After talking it over, and him looking me over, checking my heart and lungs, he decided to draw some blood and get some tests done.  He said the main things he was checking for was thyroid issues, Anemia, West Nile Virus, and Lime Disease (lots of mosquitoes here).  I know he was looking for other stuff as well.  I have a family history of MS, and there's always those other really scary things to consider.  I should get results from the blood work tomorrow.

Right now I'm just praying that whatever this is that it doesn't get any worse before we figure it out, that it doesn't take a long time to figure out, and that it isn't something that can't be treated once we do figure it out.  I just want answers.  All I have thought about today is the 10 months it took to diagnose Sara's NF, and how I don't want this journey to be that long.  I'm scared it will take that long, what it is, and how my life (and Sara's life) might change because of this.
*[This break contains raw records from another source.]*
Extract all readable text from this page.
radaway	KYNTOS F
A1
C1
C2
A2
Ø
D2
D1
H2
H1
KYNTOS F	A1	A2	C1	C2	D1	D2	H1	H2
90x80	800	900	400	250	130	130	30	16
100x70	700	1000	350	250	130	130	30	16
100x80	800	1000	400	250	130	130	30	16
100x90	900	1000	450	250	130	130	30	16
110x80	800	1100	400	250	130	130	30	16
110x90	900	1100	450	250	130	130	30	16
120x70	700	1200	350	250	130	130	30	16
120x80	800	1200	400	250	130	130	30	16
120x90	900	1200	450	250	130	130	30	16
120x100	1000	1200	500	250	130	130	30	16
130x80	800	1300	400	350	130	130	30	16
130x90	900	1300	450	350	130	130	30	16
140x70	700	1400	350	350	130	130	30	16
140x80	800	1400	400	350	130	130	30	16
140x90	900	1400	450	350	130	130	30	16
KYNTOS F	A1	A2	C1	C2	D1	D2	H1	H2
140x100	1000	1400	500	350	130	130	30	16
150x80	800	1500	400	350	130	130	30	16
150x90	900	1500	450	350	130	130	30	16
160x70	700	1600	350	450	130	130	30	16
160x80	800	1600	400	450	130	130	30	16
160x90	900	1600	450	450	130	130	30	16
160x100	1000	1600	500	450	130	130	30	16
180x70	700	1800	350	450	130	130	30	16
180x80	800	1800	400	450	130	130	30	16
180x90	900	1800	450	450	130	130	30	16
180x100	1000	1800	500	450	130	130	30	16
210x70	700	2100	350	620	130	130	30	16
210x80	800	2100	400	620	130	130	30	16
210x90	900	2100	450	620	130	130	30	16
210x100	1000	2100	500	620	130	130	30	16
Like most medical journeys, this is a "Hurry up and wait" scenario...and I was never good at those.  But I have no choice, so I will wait for as long as it takes to get the answers I need.  Good thing Sara's NF has provided me lots of practice.  I have to let God take it from here, and guide me on this journey.  I have faith that he will provide me with the strength I need to find the answers I seek, and endure what I need to while I'm looking.  Please let this be a short journey, and have a good end. I'm scared!

Monday, August 2, 2010

My Dancing Bean!

Who said you have to be able to stand to be able to dance?  Well, if anyone ever did, Sara didn't get the memo.  She dances all the time, and loves it!!

Here's a video of Sara dancing and singing to her newest favorite song.  The song is called Say Hey (I Love You song) by Michael Franti.

Maybe she's headed for stardom!  You never know these days.  She's absolutely has enough attitude to pull it off.